Acknowledging their patriotism, the court martial filed a request for grace immediately, and German legal advisor Keyser took it upon himself to make the trip to Berlin and request a grace for the prisoners from Hitler himself. However, the invasion of USSR by the Third Reich, on 22 June 1941, forced the French Communists to join the Resistance and greatly increased the attacks against German forces, inducing a harshening of the repression. Hence, on 28 August, the execution order was given for d'Estienne d'Orves, Barlier and Doornik. The three condemned were granted to spend their last night together, and to be shot standing and without a blindfold. They were blessed by Chaplain Franz Stock.

D'Estienne d'Orves had an interview with president Keyser, the German military judge who had sentenced him to death, where he said: "Sir, you are a German officer. I am a French officer. We both did our duty. Please allow me to embrace you".

The execution took place on 29 August 1941 at dawn at the Fort du Mont Valérien. Honoré d'Estienne d'Orves was buried in Verrières-le-Buisson.

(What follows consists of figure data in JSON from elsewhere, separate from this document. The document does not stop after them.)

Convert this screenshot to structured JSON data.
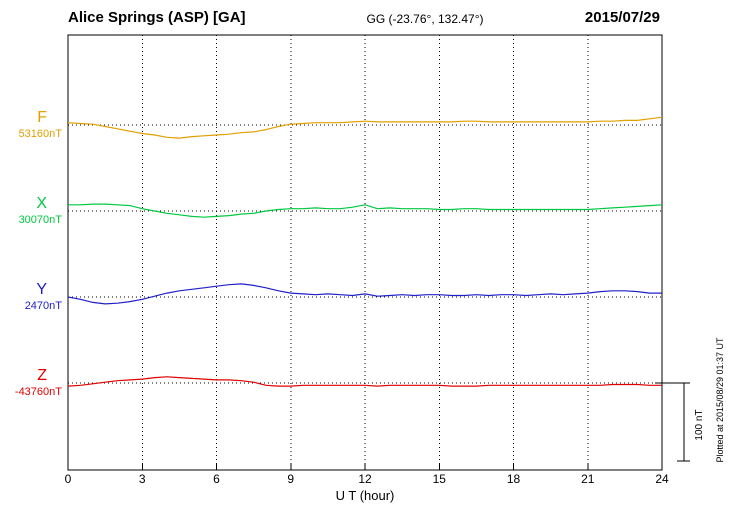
{
  "header": {
    "station": "Alice Springs (ASP)  [GA]",
    "coords": "GG (-23.76°, 132.47°)",
    "date": "2015/07/29"
  },
  "footer": {
    "xlabel": "U T (hour)"
  },
  "side_note": "Plotted at 2015/08/29 01:37 UT",
  "scale_bar": {
    "label": "100 nT",
    "nt": 100
  },
  "chart_data": {
    "type": "line",
    "title": "Alice Springs (ASP) magnetogram 2015/07/29",
    "xlabel": "U T (hour)",
    "xlim": [
      0,
      24
    ],
    "x_ticks": [
      0,
      3,
      6,
      9,
      12,
      15,
      18,
      21,
      24
    ],
    "grid": "dotted vertical lines at 3-hour ticks; dotted horizontal baseline per channel",
    "legend_position": "left margin channel labels",
    "sample_interval_hours": 0.5,
    "units": "nT offset from channel baseline",
    "series": [
      {
        "name": "F",
        "baseline_label": "53160nT",
        "color": "#e0a000",
        "values": [
          3,
          2,
          1,
          -2,
          -5,
          -8,
          -11,
          -13,
          -16,
          -17,
          -15,
          -14,
          -13,
          -12,
          -10,
          -9,
          -6,
          -2,
          1,
          2,
          3,
          3,
          3,
          4,
          5,
          4,
          4,
          4,
          4,
          4,
          4,
          4,
          5,
          5,
          4,
          4,
          4,
          4,
          4,
          4,
          4,
          4,
          4,
          5,
          5,
          6,
          6,
          8,
          10
        ]
      },
      {
        "name": "X",
        "baseline_label": "30070nT",
        "color": "#00c840",
        "values": [
          8,
          8,
          9,
          9,
          8,
          7,
          3,
          0,
          -3,
          -5,
          -7,
          -8,
          -7,
          -6,
          -4,
          -3,
          0,
          2,
          3,
          3,
          4,
          3,
          3,
          5,
          8,
          3,
          4,
          3,
          3,
          3,
          2,
          2,
          3,
          3,
          2,
          2,
          2,
          2,
          2,
          2,
          2,
          2,
          2,
          3,
          4,
          5,
          6,
          7,
          8
        ]
      },
      {
        "name": "Y",
        "baseline_label": "2470nT",
        "color": "#2020c8",
        "values": [
          0,
          -3,
          -7,
          -9,
          -8,
          -6,
          -3,
          1,
          5,
          8,
          10,
          12,
          14,
          16,
          17,
          15,
          12,
          8,
          5,
          4,
          3,
          4,
          3,
          2,
          4,
          1,
          2,
          3,
          2,
          3,
          3,
          2,
          2,
          3,
          2,
          3,
          3,
          2,
          3,
          4,
          3,
          4,
          5,
          7,
          8,
          8,
          7,
          5,
          5
        ]
      },
      {
        "name": "Z",
        "baseline_label": "-43760nT",
        "color": "#e00000",
        "values": [
          -4,
          -3,
          -1,
          1,
          3,
          4,
          5,
          7,
          8,
          7,
          6,
          5,
          4,
          4,
          3,
          1,
          -3,
          -4,
          -4,
          -3,
          -3,
          -3,
          -3,
          -3,
          -3,
          -4,
          -3,
          -3,
          -3,
          -3,
          -3,
          -4,
          -4,
          -4,
          -3,
          -3,
          -3,
          -3,
          -3,
          -3,
          -3,
          -3,
          -3,
          -3,
          -2,
          -2,
          -2,
          -3,
          -3
        ]
      }
    ]
  }
}
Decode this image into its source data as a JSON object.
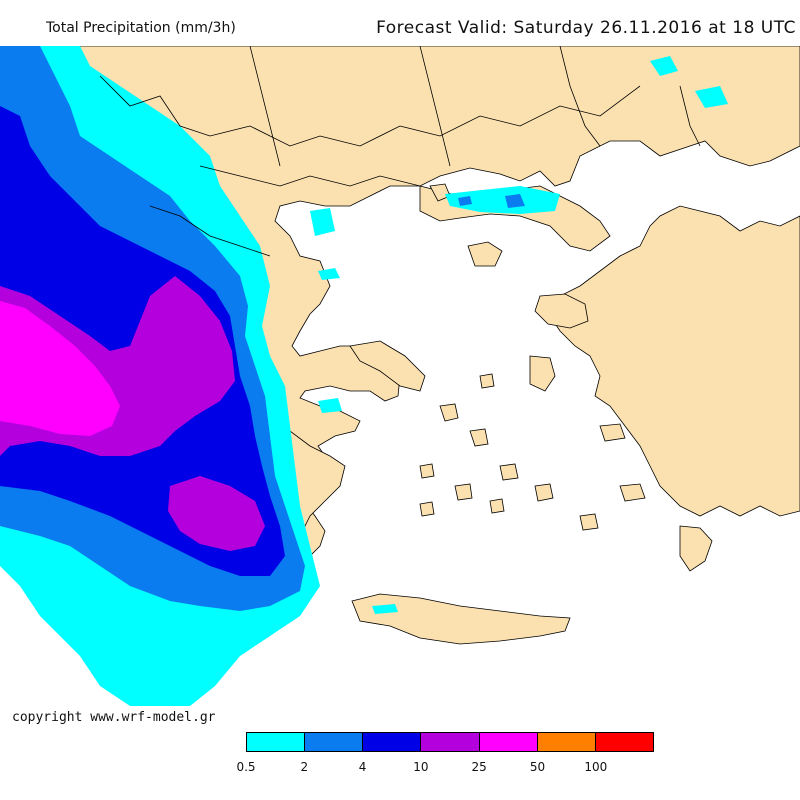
{
  "header": {
    "title": "Total Precipitation (mm/3h)",
    "forecast": "Forecast Valid:  Saturday 26.11.2016 at 18 UTC"
  },
  "footer": {
    "copyright": "copyright www.wrf-model.gr"
  },
  "legend": {
    "labels": [
      "0.5",
      "2",
      "4",
      "10",
      "25",
      "50",
      "100"
    ],
    "colors": [
      "#00ffff",
      "#0a7cf0",
      "#0000e6",
      "#b400dc",
      "#ff00ff",
      "#ff7f00",
      "#ff0000"
    ]
  },
  "map": {
    "land_color": "#fbe0b0",
    "sea_color": "#ffffff",
    "border_color": "#000000"
  }
}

A German poster advertised their deaths. A number of people joined the Resistance as a consequence of this execution.

The Capitaine de corvette d'Estienne d'Orves was later posthumously promoted to Capitaine de frégate (Commander) and made a Compagnon de la Libération ("Fellow of the Liberation").

==Honours and awards==

- Chevalier de la Légion d'honneur
- Compagnon de la Libération by decree of 30 October 1944
- Officer of Ouissam Alaouite
- Officer of the Romanian Pour la couronne order
- Officer of the Bulgarian Military Merit
- Knight of the Chinese order of the Precious Brilliant Golden Grain
- Two ships of the French Navy have been named in his honour:
  - A , launched in 1942, and which fought in the French Naval Forces:
  - The lead ship of the A69 type aviso F781 D'Estienne d'Orves
- A square in the 9th arrondissement of Paris, Place d’Estienne d'Orves, is named after him, which in turn gives his name to a station of the Paris Métro Line 12,: Trinité-d'Estienne d'Orves
- A high-school in Nice is named after him: Lycée Honoré d'Estienne d'Orves as well as an adjacent 15-hectare park.
- The Scouts et Guides de France Sea Scout group of Vannes (Brittany) is named after him.